DeepMind, a subsidiary of Alphabet, the company spun off from Google to contain all the edgy research things (self driving cars, huge AIs, whatnot) has showed off another Go engine, that is also a chess engine. It’s extremely good. Here’s an article:
https://www.newyorker.com/science/elements/how-the-artificial-intelligence-program-alphazero-mastered-its-games
Perhaps unfortunately, there’s no real normal threshold to cross here – AlphaGo (an earlier but different engine by Alphabet) has already beaten the top human Go players. DeepBlue, IBMs monster chess engine, beat Kasparov at chess in 1997 – we’re 21 years out from top humans dominating at chess, and we throw out phones with enough computing power to school grandmasters because they’re annoyingly slow. So the news this time isn’t so much that AlphaZero won over someone new (though it beat all other top software), but that it did it in a different way.
When DeepBlue won, some people pointed out that we didn’t learn that much about intelligence, or humans, or chess. It was a fair enough criticism. Machines tend to be better than people at things on the basis that they have more power. Pushing harder, moving faster, completing more calculations more quickly, that sort of thing. In a few areas, that’s an easy (by modern standards) win – you can’t outrun a car, or outdig a backhoe. But you might be able to, say, paint a nicer looking flower, or determine another human beings emotions by sight more accurately. Or, formerly, play better chess, and read distorted letters to prove your non-robot-ness online. But those that fell like the last two didn’t fall to machines and software becoming smarter. They fell to shuffling the problem around until having more power thrown at it helped *just a tiny little bit*, and then throwing *mountains* of power at it. DeepBlue (and AlphaGo, the former Go champ) would pound through million after million of potential game board positions, trying to sort out which ones might hold a slight advantage. Humans don’t do that, and never did, and still play very well. Way better than any machine with a hard limit of evaluating perhaps a few dozen different moves, looking at most a few back-and-forth moves deep along each. There was, and still is, something about humans that still make them better, on an apples-to-apples level. It’s as though a human could run faster than a vehicle with the same size, weight, and energy intake – sure, we could still do what we’ve always done and just grunt and build a bigger one, and it’d be useful, but there would be a nagging questions of *why* we needed to. What is it that makes us faster? Well, nothing, because vehicles can move much faster using less energy, and we know why (for starters they don’t heat themselves to 98.7 degrees and stay that way 24/7 or instantly stop working forever), but with intelligence.. we kind of really don’t. We get the core mechanics of the deal, it’s a network of nerves, sending signals to other nerves, triggering some layers of chemicals with some back and forth. It’s not especially fast. It’s rather big, but not *that* big, not so that it’d win by sheer size. But the actual details are hard to see and rather obscure, too intricate and surrounded by too many parts that do nothing but not be in the way.

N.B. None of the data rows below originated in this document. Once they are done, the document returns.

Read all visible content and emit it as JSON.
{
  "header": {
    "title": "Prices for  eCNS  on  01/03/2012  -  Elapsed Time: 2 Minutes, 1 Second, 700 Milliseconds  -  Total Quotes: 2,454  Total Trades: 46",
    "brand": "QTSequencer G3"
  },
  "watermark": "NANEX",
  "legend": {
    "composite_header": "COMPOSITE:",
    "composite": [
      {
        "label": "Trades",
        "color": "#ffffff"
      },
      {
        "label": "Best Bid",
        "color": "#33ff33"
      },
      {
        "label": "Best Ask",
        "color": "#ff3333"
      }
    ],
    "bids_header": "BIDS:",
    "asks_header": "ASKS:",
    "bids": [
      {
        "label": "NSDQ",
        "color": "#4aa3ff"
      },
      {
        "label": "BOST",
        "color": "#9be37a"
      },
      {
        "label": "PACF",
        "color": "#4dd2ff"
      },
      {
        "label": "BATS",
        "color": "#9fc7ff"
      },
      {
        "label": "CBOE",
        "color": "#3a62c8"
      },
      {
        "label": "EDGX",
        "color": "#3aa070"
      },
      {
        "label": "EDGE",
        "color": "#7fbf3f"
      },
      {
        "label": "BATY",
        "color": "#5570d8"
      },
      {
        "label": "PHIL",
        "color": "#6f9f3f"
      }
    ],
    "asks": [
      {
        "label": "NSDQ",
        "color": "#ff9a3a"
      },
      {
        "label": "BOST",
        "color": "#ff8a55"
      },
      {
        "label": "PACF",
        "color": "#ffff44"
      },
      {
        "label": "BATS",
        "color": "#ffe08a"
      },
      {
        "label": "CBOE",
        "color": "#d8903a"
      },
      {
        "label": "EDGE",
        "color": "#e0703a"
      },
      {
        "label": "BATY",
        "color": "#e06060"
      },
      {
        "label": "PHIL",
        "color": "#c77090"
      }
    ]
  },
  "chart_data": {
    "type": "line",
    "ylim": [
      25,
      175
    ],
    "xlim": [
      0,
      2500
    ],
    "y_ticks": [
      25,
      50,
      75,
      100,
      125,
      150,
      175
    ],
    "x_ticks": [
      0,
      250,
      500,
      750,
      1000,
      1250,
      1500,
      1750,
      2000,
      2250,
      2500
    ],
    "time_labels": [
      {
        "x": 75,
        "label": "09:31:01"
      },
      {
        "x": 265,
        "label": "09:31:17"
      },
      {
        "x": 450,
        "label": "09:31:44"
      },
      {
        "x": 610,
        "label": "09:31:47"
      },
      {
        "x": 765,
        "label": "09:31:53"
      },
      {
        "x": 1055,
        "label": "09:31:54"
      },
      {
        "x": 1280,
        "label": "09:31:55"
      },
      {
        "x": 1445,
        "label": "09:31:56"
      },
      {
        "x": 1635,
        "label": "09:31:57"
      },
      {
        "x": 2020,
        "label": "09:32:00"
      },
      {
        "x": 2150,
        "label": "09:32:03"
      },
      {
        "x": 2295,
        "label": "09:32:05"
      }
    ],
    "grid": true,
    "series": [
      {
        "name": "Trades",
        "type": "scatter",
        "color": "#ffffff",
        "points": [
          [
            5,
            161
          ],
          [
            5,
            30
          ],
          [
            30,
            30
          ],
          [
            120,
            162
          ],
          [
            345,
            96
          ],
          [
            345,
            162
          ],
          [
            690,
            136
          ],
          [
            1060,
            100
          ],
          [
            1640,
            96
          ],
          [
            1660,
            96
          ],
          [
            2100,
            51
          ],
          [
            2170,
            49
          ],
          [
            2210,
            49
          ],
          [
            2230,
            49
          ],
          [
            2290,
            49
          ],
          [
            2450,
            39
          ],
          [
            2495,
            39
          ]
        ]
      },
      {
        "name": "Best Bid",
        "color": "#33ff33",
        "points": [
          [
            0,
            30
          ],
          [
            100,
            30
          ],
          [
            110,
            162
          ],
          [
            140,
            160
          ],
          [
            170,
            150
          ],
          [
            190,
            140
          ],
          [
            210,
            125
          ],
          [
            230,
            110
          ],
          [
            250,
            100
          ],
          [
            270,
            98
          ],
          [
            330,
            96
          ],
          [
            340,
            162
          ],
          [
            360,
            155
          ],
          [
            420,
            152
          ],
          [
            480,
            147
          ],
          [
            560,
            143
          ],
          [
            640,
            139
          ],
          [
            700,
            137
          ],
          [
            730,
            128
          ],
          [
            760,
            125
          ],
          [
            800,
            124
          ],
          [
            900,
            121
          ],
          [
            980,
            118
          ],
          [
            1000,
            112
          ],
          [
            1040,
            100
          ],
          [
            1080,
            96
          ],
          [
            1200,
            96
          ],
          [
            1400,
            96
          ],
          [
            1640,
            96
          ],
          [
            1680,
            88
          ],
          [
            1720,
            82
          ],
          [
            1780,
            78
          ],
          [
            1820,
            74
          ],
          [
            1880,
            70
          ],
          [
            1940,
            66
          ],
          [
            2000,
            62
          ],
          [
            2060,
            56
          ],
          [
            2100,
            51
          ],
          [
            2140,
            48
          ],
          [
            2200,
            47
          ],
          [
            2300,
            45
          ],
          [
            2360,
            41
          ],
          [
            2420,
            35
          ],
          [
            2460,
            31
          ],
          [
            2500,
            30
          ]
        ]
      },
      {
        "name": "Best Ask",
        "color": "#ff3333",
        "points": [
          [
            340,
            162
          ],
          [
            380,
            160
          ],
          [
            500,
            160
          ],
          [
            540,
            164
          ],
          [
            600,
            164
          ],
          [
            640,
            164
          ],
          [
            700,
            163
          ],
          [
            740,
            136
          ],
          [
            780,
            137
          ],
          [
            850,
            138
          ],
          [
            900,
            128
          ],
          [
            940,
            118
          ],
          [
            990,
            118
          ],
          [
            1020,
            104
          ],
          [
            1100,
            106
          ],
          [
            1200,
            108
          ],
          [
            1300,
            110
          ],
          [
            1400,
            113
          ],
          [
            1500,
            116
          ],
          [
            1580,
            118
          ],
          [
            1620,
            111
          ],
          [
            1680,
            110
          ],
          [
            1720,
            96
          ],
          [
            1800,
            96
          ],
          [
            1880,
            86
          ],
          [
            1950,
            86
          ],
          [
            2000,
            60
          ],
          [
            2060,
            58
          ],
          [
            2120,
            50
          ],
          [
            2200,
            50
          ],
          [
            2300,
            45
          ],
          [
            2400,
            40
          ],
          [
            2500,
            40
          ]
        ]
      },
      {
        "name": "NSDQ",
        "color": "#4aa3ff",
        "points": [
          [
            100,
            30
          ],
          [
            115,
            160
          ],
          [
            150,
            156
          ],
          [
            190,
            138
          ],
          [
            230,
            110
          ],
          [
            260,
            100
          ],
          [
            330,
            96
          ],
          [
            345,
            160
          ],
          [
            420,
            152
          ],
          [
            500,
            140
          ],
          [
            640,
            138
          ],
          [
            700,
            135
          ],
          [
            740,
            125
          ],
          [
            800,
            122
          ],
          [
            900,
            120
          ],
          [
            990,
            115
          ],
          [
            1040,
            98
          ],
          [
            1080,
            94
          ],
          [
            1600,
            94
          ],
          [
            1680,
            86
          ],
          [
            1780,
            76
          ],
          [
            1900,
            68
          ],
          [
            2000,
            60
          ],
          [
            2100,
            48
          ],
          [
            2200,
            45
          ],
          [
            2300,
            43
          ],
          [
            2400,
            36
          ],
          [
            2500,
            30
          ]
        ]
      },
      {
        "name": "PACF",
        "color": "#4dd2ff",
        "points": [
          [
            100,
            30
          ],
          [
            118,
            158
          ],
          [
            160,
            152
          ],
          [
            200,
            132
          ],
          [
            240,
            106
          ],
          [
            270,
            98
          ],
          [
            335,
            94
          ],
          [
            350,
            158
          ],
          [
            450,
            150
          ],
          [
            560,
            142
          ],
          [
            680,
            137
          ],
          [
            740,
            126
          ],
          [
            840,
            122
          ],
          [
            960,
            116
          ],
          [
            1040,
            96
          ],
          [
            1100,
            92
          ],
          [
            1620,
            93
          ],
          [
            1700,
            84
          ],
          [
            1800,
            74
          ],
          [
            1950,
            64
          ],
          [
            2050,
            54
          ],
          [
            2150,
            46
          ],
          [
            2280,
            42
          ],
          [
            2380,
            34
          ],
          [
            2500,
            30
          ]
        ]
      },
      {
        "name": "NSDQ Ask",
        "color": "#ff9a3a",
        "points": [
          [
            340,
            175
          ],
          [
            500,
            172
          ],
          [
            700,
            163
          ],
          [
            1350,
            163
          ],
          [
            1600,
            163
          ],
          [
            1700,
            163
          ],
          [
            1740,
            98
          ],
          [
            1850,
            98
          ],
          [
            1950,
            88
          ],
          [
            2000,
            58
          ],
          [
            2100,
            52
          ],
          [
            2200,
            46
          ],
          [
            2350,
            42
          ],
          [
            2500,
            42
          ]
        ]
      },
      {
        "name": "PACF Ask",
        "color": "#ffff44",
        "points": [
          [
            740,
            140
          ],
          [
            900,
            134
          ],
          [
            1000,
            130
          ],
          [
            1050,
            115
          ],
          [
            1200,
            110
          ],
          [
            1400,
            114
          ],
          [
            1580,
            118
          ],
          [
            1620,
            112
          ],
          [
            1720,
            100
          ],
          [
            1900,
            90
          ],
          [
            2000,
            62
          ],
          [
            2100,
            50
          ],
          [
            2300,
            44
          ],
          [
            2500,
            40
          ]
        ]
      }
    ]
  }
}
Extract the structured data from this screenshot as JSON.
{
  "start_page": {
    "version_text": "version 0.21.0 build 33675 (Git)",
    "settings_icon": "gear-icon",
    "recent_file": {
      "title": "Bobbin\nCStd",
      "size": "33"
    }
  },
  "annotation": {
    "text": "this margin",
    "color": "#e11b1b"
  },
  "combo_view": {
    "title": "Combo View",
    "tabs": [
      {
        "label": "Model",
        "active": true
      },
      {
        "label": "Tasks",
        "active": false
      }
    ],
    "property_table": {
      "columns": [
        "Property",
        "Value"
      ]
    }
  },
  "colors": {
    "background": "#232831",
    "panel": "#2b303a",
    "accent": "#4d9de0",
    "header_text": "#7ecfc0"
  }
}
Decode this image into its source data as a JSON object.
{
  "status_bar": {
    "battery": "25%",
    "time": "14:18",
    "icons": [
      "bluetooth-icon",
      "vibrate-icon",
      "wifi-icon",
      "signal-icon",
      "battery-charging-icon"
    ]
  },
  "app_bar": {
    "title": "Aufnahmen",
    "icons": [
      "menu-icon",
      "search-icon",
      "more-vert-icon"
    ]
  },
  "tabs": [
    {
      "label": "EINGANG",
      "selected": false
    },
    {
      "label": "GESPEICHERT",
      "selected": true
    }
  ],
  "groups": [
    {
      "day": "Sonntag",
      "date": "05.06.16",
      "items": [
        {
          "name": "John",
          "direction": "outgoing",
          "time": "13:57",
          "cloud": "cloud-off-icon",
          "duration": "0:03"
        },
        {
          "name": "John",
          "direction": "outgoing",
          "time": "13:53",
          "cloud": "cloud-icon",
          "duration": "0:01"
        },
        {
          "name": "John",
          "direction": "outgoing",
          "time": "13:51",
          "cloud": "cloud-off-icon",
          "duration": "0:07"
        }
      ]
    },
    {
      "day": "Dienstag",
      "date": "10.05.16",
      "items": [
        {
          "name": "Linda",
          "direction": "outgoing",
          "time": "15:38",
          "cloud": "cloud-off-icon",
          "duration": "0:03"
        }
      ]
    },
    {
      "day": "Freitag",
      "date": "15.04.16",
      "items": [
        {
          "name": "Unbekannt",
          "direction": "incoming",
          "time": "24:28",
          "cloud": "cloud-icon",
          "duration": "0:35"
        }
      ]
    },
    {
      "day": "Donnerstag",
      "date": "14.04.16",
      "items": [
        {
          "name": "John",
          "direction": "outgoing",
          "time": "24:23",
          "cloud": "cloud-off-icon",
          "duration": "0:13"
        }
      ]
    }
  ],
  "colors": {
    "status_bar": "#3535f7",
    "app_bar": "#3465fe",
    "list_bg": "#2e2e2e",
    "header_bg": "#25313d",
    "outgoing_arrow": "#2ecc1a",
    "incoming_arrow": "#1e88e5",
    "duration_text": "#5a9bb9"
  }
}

Algorithms improve, though. The best chess or Go engines couldn’t be what they are without some improvements in more generally evaluating positions without running them all to ground. That’s where AlphaZero has now made a serious advancement. It’s only trained against itself, and its evaluations are significantly shallower than prior engines, and it’s still better. In other words, it’s taken a significant step toward learning the way humans learn, and winning the way humans win. It’s not there yet, of course. The actual playing part of the engine is still closer to traditional engines than it is to humans, and the learning part is so computationally demanding that it’s not even worth trying to recalculate it into centuries of PC time or some other metric that’s supposed to sound impressive – it’s just above human visualization stupid lots of power. But even so, it’s a step *toward* functioning more like a human. It used to be that human intelligence had a 1,000,000 to 1 advantage over brute computational power, and we built winning machines by making them 1,000,001 times bigger. AlphaZero takes a small step in the other direction, throwing the power behind tuning up a system that can only needs to be 100,000 times bigger, and still win. And while doing so, it also manages to somewhat highlight what is different about a top human player (intuition, elegance, insight) as opposed to a robot (unyielding borg-like repetition, cold, unimaginative depth-and-precision strong arming).
This is still not the type of path that we can all explore, not with this level of demands. But it’s going to be very interesting to see what else it can do, when the same tactics get to hit other problems we solve by sheer force. Integrated circuit designs, road network routing, street light timings, turbine blade shapes, stealth airfoils, six-axis-unstable flight.. there’s a lot of things we build that are only possible because we can crunch numbers at them until something works. Because human imagination and intuition isn’t enough to “see” the elegant, clever, beautiful solution, and machines can only find the cold, pragmatic, by-the-numbers, sufficient one. What we see here is a step toward a remedy for that, a sort of finder of solution finders, and as a proof-of-concept finding at least a few that are much more like the ones we wish we could build rather than the best we can do while working on abstract problems that are too complex to reel back into human visionary space no matter how we try to reformulate them.